Allowing an LLM to run unrestricted database access queries against production data can expose sensitive records in seconds. In many organizations the easiest way to give ChatGPT the ability to read or write a database is to embed a static credential in the prompt, store a shared password in a config file, or grant the model a service account with broad privileges. The model then connects directly to PostgreSQL using the same network path as a human operator. Because the gateway is bypassed, there is no real‑time visibility into which tables are touched, no way to block destructive statements, and no record of what data was returned to the LLM.

This approach also encourages a false sense of security. Teams assume that because the credential is limited to a single role, the risk is contained, yet the role often has read access to every schema and write access to audit tables. When the model generates a query based on a user request, the result can be cached, logged, or even exfiltrated without any oversight. The lack of inline data masking means that personally identifiable information can flow straight into the model’s context, violating privacy policies and regulatory expectations.

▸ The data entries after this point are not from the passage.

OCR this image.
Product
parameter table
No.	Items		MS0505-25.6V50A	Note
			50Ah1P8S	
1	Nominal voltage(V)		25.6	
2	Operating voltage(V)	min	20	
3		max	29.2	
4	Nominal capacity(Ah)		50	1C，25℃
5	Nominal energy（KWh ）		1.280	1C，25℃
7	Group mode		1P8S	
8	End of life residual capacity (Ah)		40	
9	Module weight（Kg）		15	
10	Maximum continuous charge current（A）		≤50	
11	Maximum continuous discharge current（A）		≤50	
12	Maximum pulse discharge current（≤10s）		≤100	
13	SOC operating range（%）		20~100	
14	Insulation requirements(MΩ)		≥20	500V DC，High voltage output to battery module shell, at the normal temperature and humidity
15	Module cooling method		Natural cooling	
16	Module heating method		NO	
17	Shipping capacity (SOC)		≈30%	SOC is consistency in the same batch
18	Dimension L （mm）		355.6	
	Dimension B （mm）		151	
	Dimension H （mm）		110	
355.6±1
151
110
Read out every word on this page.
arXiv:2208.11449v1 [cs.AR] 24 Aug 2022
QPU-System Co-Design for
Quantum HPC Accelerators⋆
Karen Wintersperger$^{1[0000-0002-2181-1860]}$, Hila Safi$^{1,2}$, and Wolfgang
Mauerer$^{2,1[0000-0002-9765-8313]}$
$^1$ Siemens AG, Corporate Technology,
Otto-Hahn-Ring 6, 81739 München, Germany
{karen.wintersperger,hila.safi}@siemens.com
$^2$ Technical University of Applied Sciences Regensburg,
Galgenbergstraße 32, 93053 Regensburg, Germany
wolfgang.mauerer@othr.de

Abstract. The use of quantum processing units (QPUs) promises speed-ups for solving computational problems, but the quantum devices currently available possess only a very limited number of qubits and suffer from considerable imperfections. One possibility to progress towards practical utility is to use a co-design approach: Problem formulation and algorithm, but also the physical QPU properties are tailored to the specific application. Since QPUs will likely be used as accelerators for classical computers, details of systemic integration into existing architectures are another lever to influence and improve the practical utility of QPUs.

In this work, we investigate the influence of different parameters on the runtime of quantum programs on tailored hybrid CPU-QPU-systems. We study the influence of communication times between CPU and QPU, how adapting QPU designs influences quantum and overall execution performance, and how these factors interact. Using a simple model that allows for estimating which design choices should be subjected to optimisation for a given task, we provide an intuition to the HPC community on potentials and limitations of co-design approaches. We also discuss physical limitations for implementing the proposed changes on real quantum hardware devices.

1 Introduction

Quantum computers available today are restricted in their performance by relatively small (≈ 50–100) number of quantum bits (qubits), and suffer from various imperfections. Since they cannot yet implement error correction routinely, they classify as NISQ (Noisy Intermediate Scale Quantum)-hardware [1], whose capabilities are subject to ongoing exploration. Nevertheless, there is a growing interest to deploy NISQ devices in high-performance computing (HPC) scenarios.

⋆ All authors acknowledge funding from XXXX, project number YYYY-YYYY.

Why the data path needs a dedicated gateway

The core problem is not identity – most enterprises already use OIDC or SAML to authenticate users and service accounts. The missing piece is a point where every request is examined before it reaches the database. Without a dedicated data‑path component, policies such as just‑in‑time (JIT) approval, command‑level blocking, or response‑level redaction cannot be enforced consistently. The gateway must sit between the LLM and PostgreSQL, intercepting the wire‑protocol, applying policy, and then forwarding only the allowed traffic.

Placing enforcement at the network edge also isolates the control logic from the application runtime. Even if the LLM’s execution environment is compromised, the gateway remains outside the process that holds the credential, preventing the attacker from re‑using the secret directly. This separation is the only reliable way to guarantee that every query is subject to the same guardrails that protect human operators.

Implementing controlled database access for ChatGPT with hoop.dev

hoop.dev provides the required Layer 7 gateway. It proxies PostgreSQL connections, inspects each query, and applies a configurable set of controls. The system is open source, MIT licensed, and can be deployed with a single Docker Compose file or on Kubernetes. Once the gateway is running, ChatGPT (or any AI coding agent) connects to the proxy endpoint instead of the database directly. The proxy authenticates the request via OIDC, reads the caller’s group membership, and then enforces policies that are defined once at the gateway level.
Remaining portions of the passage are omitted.